Tem uma pergunta que quase ninguém faz: quem é responsável por acolher o colega novo?
A resposta padrão é "o chefe" ou "o RH". E é por isso que tantos colegas novos chegam, ficam três meses tropeçando, e somem.
Acolher colega novo é tarefa do time, não do chefe. Por dois motivos práticos:
- O chefe não vai estar com ele o dia inteiro. Você sim.
- O time é quem ensina o que não tá no manual — os códigos não-escritos do dia a dia. E só quem tá lá sabe.
Os primeiros 30 dias decidem
Pesquisa de várias áreas mostra a mesma coisa: a maior parte da rotatividade de funcionário novo acontece nos primeiros 90 dias. E a maior parte desses 90 dias se decide nos primeiros 30.
Se nesses 30 dias o colega novo:
- Foi recebido com nome, apresentado a todo mundo
- Teve alguém pra perguntar coisa boba sem se sentir burro
- Aprendeu os códigos não-escritos (onde fica isso, quem decide aquilo, quando se faz isso)
- Sentiu que erro de iniciante é tratado com paciência
- Foi convidado pra coisas pequenas (almoço, café, comemoração de aniversário)
Ele fica. E vira parte do time.
Se nada disso aconteceu, ele foi tratado como se já soubesse, foi humilhado pelo erro de iniciante, ou foi ignorado — ele sai. Pode demorar três meses, seis, um ano. Mas sai. E a empresa gasta de novo o custo de contratar.
O que acolher de verdade significa
1. Apresentação real, não só "esse é o novo"
Apresentar com nome, função, e um detalhe humano. "Esse é o Pedro, ele vai trabalhar no caixa, mora no Jardim, é torcedor do Corinthians." Demora 15 segundos. Faz toda a diferença.
2. Ser a pessoa que ele pode perguntar coisa boba
Toda empresa tem 50 coisas que parecem óbvias pra quem tá lá há 5 anos e são misteriosas pra quem chegou ontem. Onde fica a chave do banheiro. Como se chama esse aparelho. Pra quem se pede senha do wi-fi. Que dia o boleto vence. Onde se anota a saída pro almoço.
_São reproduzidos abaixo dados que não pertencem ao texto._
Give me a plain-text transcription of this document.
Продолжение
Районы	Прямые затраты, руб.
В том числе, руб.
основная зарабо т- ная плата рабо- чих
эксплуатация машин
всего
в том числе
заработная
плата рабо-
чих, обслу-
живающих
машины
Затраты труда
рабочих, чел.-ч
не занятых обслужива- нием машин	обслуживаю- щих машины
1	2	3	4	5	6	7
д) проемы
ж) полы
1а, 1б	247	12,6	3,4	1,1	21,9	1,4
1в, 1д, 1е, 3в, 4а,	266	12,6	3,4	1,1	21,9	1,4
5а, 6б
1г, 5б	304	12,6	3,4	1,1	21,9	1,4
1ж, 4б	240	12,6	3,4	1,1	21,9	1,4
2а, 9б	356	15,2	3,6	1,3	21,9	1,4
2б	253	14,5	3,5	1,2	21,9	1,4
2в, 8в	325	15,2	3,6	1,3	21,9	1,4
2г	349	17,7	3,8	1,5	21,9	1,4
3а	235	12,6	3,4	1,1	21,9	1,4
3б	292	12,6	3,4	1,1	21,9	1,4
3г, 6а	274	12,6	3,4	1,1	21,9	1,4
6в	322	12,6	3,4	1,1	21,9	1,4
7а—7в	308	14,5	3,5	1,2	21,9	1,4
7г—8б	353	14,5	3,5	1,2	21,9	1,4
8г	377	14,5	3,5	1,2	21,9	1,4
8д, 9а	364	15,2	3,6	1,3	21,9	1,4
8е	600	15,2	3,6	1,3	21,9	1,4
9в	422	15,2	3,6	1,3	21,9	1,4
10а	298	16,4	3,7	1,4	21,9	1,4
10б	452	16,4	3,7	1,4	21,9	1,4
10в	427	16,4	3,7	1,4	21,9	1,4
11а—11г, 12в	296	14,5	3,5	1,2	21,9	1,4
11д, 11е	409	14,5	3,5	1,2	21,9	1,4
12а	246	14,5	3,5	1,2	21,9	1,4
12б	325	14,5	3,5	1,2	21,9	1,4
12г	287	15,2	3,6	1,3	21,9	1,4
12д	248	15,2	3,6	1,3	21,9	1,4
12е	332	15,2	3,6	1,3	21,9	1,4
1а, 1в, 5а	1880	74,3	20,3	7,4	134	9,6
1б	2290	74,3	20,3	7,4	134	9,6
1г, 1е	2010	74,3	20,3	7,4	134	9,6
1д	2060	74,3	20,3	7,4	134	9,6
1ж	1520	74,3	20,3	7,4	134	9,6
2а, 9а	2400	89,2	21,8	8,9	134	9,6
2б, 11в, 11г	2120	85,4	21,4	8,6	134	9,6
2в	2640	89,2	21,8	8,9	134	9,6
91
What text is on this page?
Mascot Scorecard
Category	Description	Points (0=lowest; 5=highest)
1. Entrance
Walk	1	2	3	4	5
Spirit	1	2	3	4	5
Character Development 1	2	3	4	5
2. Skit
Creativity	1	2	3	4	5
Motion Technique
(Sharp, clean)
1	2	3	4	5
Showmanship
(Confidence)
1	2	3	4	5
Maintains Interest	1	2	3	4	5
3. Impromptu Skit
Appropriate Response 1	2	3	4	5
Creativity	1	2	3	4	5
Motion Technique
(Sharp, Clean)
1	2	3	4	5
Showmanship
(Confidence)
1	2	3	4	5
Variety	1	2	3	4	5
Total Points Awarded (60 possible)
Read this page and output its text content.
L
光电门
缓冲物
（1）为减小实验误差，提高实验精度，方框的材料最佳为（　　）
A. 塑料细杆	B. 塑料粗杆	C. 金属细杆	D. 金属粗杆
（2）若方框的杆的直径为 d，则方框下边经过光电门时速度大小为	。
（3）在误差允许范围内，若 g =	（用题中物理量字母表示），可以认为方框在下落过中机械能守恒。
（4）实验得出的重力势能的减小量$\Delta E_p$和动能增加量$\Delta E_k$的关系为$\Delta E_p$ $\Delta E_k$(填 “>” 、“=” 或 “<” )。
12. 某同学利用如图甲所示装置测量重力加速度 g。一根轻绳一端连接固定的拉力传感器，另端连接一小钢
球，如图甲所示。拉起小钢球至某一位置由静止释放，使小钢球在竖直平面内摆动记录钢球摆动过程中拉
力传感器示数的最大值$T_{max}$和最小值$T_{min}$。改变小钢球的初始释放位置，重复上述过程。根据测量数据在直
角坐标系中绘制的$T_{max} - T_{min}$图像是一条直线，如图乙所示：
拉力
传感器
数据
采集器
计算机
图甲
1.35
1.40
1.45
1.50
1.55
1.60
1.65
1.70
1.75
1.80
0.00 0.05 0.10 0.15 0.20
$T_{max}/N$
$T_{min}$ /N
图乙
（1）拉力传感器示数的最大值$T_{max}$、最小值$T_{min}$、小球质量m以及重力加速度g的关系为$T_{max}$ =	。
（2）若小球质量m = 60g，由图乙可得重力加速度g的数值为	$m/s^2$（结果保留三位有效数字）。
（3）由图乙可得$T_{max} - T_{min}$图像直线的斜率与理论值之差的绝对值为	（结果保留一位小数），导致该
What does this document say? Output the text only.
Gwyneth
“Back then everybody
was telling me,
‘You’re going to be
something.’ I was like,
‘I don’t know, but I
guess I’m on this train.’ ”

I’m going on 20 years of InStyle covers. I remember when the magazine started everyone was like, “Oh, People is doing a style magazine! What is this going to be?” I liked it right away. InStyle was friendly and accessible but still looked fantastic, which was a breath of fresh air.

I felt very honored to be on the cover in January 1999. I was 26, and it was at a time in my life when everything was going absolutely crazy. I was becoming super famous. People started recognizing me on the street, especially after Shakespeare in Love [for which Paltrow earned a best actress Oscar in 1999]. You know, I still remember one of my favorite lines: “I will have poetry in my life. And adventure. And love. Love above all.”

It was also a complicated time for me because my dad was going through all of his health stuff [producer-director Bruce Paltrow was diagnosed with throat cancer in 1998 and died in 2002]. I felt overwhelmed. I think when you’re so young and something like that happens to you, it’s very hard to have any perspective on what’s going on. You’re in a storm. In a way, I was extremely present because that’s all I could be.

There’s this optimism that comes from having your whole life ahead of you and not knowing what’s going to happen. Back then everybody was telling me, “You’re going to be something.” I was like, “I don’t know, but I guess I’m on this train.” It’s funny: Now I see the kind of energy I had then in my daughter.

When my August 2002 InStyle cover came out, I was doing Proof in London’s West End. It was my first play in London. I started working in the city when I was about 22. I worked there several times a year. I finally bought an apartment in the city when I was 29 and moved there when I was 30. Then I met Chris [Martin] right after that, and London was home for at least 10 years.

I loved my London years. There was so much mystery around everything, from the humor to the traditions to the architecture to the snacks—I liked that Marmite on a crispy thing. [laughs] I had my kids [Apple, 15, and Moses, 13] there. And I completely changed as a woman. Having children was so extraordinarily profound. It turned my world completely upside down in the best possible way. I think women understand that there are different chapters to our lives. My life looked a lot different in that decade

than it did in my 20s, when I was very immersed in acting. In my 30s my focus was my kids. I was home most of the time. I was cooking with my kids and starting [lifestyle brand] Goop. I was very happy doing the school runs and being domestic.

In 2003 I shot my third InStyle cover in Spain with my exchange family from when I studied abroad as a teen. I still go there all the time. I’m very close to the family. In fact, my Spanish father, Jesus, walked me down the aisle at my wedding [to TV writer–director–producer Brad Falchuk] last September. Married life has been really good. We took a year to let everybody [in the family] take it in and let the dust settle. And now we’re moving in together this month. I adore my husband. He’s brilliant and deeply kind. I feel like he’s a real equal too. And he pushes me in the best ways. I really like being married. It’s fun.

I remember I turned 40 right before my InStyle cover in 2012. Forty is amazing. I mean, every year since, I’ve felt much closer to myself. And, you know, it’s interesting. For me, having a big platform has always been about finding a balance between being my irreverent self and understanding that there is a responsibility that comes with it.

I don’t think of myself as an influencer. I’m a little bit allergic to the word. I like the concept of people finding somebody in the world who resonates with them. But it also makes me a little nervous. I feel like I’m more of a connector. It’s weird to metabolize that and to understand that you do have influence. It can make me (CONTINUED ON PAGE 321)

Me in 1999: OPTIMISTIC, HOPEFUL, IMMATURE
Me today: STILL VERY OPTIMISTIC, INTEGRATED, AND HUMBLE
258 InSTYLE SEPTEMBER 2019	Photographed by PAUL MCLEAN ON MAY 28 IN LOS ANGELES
Alguém precisa ser a pessoa que ele pergunta sem medo. Voluntarie-se.
3. Paciência com o erro de iniciante
Erro de iniciante é diferente de erro de quem deveria saber. O colega novo vai errar coisa boba, repetidas vezes, nas primeiras semanas. Faz parte.
A diferença entre time bom e time ruim aparece aqui: time ruim fica revirando os olhos a cada erro, fofocando "esse não vai durar". Time bom corrige direto, sem humilhar, e segue.
Lembra: você também já foi novo em algum lugar.
4. Convite informal
Almoço, café, aniversário do colega. O novo precisa ser chamado pelas primeiras vezes — depois ele se mistura. Mas no começo, ele não vai se intrometer, porque tem medo de pagar mico.
Quem chama é o time. Não precisa ser todo dia. Mas precisa acontecer.
"Não é minha função"
Vai ter quem diga: "isso não é minha função. RH que se vire."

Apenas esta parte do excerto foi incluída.